554084_4991244657837_921887797_n

Saya mencoba Nasi Punel ini adalah ketika perjalanan dari Surabaya ke Jember, kami berombongan dengan mobil yang disopiri Lukman. Di tengah perjalanan, Lukman yang mungkin sudah hafal mati jalanan Jawa Timur mengajak berhenti sejenak di Bangil, sebuah kecamatan kecil di Pasuruan. Selain melepas lelah setelah beberapa jam berkendara dari Surabaya juga untuk mengisi perut yang sudah keroncongan. Lukman bilang, ada kuliner nasi enak di Bangil, namanya Nasi Punel.

Nasi Punel konon asal katanya adalah Pulen, yang dibolak-balik susunan hurufnya. Tampilannya sekilas mengingatkan saya pada Nasi Bug yang ada di sebelah stasiun Malang. Atau mungkin memang olahan nasi di daerah Jawa Timur memang serupa?

Kami serombongan menuju Warung Nasi Hj. Lin, lokasinya ada di seberang kantor Telkom Bangil. Katanya warung Hj. Lin ini yang paling populer di Bangil, banyak yang transit mampir. Bangil sendiri memang dikenal sebagai salah satu kota transit bagi mereka yang hendak berplesir ke ujung timur Jawa Timur.
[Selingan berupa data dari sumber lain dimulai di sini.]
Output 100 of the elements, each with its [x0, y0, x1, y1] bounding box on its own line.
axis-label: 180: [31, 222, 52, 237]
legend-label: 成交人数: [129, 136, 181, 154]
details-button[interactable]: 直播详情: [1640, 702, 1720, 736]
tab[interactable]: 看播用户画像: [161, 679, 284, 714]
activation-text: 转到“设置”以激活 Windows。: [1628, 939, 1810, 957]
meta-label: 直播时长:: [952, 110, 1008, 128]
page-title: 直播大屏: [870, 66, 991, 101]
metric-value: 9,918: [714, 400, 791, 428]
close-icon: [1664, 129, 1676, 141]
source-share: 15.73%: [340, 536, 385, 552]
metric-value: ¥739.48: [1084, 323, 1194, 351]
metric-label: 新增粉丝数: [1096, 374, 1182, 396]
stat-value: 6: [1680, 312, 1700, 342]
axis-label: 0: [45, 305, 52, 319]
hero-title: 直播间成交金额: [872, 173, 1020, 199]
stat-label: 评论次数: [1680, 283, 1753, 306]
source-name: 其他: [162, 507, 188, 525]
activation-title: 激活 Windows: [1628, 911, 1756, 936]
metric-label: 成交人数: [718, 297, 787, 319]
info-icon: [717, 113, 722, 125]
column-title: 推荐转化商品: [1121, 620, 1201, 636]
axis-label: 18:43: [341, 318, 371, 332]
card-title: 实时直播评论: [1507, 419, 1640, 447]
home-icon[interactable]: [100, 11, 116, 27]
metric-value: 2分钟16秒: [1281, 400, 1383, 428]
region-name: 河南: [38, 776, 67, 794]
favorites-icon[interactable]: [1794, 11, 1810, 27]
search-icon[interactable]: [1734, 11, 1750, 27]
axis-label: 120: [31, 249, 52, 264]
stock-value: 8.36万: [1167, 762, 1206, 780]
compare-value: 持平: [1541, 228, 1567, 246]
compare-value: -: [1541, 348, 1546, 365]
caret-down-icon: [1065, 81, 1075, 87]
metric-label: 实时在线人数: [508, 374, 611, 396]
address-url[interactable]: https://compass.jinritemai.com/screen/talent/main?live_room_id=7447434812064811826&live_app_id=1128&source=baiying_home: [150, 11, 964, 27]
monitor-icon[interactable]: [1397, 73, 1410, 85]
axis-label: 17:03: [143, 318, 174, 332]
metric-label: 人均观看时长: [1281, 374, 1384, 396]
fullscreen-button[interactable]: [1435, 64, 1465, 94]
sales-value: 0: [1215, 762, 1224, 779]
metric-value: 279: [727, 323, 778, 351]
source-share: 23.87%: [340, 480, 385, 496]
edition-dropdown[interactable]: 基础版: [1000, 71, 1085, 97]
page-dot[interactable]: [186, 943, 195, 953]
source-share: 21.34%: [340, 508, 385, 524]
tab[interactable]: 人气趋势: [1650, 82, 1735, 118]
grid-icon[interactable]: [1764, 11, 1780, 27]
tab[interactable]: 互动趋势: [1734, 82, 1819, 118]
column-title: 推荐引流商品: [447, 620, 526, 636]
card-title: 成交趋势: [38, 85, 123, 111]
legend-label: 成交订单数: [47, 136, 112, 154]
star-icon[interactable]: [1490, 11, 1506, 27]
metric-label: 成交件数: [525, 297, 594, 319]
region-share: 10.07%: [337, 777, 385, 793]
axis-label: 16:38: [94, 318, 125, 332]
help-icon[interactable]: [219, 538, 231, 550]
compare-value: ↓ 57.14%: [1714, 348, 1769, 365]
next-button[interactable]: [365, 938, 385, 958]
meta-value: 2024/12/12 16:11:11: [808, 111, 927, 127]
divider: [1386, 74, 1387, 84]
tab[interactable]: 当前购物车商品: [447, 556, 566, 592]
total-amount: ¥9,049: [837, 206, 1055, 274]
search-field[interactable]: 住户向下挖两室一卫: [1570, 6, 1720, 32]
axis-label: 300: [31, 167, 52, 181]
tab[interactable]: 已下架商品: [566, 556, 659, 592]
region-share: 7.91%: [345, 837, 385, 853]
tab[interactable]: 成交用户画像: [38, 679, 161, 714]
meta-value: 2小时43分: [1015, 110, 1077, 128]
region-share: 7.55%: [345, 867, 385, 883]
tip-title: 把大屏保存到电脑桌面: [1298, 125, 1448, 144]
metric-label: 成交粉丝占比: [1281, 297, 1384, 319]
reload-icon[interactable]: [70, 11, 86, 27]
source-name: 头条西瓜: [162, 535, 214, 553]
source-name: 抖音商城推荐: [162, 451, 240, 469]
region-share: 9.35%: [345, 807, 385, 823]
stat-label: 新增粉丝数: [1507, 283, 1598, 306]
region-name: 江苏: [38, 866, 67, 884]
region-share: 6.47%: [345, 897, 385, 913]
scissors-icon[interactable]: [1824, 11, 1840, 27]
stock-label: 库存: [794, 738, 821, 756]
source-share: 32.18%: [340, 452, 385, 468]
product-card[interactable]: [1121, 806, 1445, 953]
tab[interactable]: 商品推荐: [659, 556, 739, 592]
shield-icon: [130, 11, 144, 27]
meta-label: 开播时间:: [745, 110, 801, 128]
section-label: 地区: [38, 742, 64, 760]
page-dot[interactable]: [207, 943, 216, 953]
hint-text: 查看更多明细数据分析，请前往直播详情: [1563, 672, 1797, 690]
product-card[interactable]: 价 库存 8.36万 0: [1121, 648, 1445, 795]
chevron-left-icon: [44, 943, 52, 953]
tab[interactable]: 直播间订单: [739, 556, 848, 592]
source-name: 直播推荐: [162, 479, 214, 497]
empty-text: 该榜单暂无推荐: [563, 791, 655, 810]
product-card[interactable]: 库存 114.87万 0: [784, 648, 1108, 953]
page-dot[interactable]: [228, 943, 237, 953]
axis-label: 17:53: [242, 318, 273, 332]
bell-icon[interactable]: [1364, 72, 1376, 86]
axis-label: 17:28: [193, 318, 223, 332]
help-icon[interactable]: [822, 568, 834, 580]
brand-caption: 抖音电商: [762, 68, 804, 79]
Warungnya kecil saja, ruangannya memanjang ke belakang tapi ramainya minta ampun.

404432_4991238777690_2051950436_n

531588_4991238417681_183072417_n

Saya mencoba memesan satu porsi, pengunjung dipersilakan memilih sendiri lauknya. Ada banyak pilihan yang tersedia, mulai dari jerohan, kikil. tahu pedas, bothok sampai ikan asin. Tapi ada yang tidak boleh terlewat dari Nasi Punel adalah taburan Serundeng-nya. Serundeng di Nasi Punel memiliki aroma agak pedas, berbeda dengan Serundeng Jawa Tengah yang cenderung manis, atau Serundeng di Pasundan yang biasanya digoreng kering dan asin.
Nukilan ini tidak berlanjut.